NB. I was sent this book as a review copy.

While this book is called An Introduction to Analysis, it contains far more than one might expect from a book with such a title. Not only does it include extremely clear introductions to algebra, linear algebra, intregro-differential calculus of many variables, as well as the foundations of real analysis and beyond, building from their topological foundations, the explanations are wonderfully clear, and the way formal mathematical writing is shown will give the reader a perfect guide to the clear thinking and exposition needed to go on to further areas of mathematical study and research. I think that for an undergraduate student, taking a year to really get to grips with the content of this book would be absolutely doable and an extremely valuable investment of their time. While a very keen student would, I think, be able to go through this book by themselves, as it truly is wonderfully self-contained, if it were used as part of a one year course introducing mathematics in a formal way, I think that this really would be the ideal textbook to cover the foundations of mathematics.

The book covers:

  • Algebraic fundamentals
  • Topological fundamentals
  • Mappings
  • Linear Mappings
  • Geometry of Mappings
  • Integration
  • Differential forms

Certainly at UCT, this would cover a good 50% of the topics which are covered in an undergraduate course, and while some of the topics are covered in more depth than in this book, as a very clear overview, I’ve not seen a better textbook. This would, I suggest be an excellent book for second year students, who have already had a foundational course in integro-differential calculus and basic linear algebra. The abstract level of the book would probably be too much for most students coming straight from high school maths, but I think that the explanations are self-contained enough, that a student who was well motivated, would be able to go through it even in first year and get a huge amount out of it.

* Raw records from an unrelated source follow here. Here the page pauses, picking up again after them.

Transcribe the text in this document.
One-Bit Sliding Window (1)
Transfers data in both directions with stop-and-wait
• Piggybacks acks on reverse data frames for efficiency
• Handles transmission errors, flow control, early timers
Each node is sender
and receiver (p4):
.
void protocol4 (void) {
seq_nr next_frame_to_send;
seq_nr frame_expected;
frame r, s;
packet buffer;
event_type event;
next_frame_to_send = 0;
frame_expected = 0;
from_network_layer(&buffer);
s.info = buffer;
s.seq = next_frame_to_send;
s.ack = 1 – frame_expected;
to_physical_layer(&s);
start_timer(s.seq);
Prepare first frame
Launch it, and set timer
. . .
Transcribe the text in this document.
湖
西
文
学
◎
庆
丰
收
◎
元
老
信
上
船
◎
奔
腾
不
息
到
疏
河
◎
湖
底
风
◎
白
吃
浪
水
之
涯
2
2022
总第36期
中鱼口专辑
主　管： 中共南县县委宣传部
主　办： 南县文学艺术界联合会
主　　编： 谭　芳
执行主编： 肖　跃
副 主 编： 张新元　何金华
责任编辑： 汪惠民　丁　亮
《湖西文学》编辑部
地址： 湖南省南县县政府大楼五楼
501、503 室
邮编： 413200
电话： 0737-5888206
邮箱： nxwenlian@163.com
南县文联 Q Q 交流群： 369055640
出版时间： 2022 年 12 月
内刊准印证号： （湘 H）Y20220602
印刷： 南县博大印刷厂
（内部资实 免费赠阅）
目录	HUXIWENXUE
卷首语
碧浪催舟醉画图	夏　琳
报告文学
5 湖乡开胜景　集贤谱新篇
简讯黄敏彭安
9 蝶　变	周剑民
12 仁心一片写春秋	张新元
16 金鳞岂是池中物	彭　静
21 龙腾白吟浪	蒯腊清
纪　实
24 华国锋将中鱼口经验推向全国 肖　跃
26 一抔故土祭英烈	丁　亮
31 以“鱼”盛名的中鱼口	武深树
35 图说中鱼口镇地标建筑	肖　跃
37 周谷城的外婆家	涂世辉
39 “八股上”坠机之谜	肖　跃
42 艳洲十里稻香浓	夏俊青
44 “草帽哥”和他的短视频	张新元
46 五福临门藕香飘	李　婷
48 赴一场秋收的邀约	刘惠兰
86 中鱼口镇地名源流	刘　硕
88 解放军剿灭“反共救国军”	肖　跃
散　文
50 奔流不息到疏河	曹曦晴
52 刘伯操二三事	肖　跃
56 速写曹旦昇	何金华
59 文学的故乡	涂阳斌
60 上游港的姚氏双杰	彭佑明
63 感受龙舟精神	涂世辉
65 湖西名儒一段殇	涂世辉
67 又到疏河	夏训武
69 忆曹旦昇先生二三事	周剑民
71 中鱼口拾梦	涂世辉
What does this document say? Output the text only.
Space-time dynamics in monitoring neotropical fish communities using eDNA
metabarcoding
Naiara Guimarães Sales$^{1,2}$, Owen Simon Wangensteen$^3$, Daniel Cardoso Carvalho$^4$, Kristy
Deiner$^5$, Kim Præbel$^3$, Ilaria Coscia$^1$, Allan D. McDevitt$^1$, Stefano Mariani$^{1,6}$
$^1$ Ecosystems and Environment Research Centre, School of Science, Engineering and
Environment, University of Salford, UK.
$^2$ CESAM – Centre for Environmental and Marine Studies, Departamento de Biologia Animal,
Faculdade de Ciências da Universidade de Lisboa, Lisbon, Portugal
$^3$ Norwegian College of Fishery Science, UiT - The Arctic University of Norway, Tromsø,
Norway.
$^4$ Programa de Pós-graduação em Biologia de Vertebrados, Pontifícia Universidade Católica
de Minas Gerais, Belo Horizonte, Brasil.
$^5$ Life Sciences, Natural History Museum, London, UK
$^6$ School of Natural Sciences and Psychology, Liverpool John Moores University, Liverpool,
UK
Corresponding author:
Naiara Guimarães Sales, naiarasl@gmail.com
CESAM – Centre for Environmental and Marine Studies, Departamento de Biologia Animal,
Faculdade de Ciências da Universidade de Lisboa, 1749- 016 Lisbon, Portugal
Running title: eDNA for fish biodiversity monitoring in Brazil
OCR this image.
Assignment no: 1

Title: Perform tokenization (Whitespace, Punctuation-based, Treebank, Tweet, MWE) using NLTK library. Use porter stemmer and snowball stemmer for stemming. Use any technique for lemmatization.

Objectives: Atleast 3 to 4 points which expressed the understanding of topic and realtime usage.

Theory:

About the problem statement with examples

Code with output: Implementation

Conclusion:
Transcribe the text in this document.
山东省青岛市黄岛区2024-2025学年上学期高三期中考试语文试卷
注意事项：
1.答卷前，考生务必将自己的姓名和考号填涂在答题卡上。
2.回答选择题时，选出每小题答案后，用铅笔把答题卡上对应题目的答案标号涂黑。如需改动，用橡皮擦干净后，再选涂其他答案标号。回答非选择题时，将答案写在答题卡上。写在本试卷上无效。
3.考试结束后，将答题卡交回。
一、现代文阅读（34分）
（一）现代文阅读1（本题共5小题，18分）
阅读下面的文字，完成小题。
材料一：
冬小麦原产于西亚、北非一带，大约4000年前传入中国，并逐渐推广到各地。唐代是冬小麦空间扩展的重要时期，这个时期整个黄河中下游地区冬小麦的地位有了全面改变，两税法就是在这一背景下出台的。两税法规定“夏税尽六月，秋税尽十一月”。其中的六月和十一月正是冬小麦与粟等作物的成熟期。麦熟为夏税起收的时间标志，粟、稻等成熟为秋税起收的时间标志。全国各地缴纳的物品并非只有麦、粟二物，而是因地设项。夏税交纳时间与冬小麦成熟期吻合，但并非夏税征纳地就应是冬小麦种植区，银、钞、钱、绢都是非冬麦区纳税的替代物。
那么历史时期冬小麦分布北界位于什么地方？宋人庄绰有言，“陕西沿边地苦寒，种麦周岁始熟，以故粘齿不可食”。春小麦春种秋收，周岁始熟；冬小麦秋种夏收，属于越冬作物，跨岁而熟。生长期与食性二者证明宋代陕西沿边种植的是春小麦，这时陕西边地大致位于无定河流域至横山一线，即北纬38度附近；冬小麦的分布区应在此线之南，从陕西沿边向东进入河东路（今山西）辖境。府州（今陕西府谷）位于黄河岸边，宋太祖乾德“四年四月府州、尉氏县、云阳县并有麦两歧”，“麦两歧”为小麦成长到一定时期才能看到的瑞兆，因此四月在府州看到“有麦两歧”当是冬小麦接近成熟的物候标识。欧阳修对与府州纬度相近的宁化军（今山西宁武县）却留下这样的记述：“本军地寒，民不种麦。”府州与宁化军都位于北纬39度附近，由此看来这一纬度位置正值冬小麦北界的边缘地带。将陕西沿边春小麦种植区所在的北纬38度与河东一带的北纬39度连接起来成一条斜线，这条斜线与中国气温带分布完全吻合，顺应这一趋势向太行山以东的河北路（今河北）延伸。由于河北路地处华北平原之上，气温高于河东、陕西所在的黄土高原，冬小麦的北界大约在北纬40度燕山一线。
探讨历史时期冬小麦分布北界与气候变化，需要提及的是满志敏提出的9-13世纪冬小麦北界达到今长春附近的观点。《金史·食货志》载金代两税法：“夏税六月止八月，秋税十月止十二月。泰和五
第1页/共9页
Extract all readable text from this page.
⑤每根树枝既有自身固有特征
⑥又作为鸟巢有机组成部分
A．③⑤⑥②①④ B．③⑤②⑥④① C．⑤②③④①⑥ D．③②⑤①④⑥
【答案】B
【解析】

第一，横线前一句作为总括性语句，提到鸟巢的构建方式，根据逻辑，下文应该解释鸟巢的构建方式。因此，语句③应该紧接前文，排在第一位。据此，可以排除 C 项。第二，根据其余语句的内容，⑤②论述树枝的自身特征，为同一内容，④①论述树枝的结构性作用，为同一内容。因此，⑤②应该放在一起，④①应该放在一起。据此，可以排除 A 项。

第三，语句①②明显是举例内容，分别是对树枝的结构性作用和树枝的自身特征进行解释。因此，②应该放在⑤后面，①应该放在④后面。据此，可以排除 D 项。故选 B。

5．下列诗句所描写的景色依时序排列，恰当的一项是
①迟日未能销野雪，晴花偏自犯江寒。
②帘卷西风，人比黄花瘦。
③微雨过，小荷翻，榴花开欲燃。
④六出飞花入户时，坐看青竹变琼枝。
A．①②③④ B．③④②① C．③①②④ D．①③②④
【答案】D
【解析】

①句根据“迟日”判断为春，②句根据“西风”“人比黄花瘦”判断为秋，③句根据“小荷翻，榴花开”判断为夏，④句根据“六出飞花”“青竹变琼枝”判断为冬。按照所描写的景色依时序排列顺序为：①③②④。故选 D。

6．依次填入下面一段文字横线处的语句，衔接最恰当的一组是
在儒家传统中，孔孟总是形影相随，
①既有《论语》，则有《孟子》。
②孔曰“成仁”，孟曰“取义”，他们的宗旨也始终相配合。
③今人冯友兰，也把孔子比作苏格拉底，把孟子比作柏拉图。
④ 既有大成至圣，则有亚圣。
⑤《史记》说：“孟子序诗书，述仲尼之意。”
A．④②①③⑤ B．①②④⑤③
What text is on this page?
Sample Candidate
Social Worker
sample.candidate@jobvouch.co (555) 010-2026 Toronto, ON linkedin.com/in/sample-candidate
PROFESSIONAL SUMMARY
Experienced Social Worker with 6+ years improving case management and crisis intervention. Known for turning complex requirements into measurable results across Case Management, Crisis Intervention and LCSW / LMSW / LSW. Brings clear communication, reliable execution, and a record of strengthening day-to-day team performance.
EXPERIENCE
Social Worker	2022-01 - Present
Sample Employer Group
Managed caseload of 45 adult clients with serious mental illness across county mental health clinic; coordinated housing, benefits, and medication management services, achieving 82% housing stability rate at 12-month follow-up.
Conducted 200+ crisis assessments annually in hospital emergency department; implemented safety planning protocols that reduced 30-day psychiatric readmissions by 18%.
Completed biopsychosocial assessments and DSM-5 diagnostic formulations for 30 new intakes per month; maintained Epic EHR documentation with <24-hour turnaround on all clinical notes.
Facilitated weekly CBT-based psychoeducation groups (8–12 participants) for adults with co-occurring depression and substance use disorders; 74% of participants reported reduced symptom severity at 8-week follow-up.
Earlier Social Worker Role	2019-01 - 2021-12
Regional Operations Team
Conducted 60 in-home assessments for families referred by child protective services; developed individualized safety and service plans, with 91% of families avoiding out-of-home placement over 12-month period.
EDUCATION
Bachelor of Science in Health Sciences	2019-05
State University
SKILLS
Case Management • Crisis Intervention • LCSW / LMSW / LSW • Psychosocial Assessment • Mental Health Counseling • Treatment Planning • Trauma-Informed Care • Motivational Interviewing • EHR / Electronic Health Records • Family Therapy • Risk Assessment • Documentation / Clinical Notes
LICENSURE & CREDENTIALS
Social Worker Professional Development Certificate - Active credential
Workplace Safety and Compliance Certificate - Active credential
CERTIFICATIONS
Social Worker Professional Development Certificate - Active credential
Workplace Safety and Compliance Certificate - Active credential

The questions in the book are well-chosen, and are usually structured in a sensible way, which takes the reader from a relatively easy set, to a somewhat more challenging set, and generally build nicely from the examples in each section.

Overall, this is one of the best books at the undergraduate level that I’ve ever read, and I have hugely enjoyed many of the explanations of topics which I am familiar with, but may not have studied in this way formally before.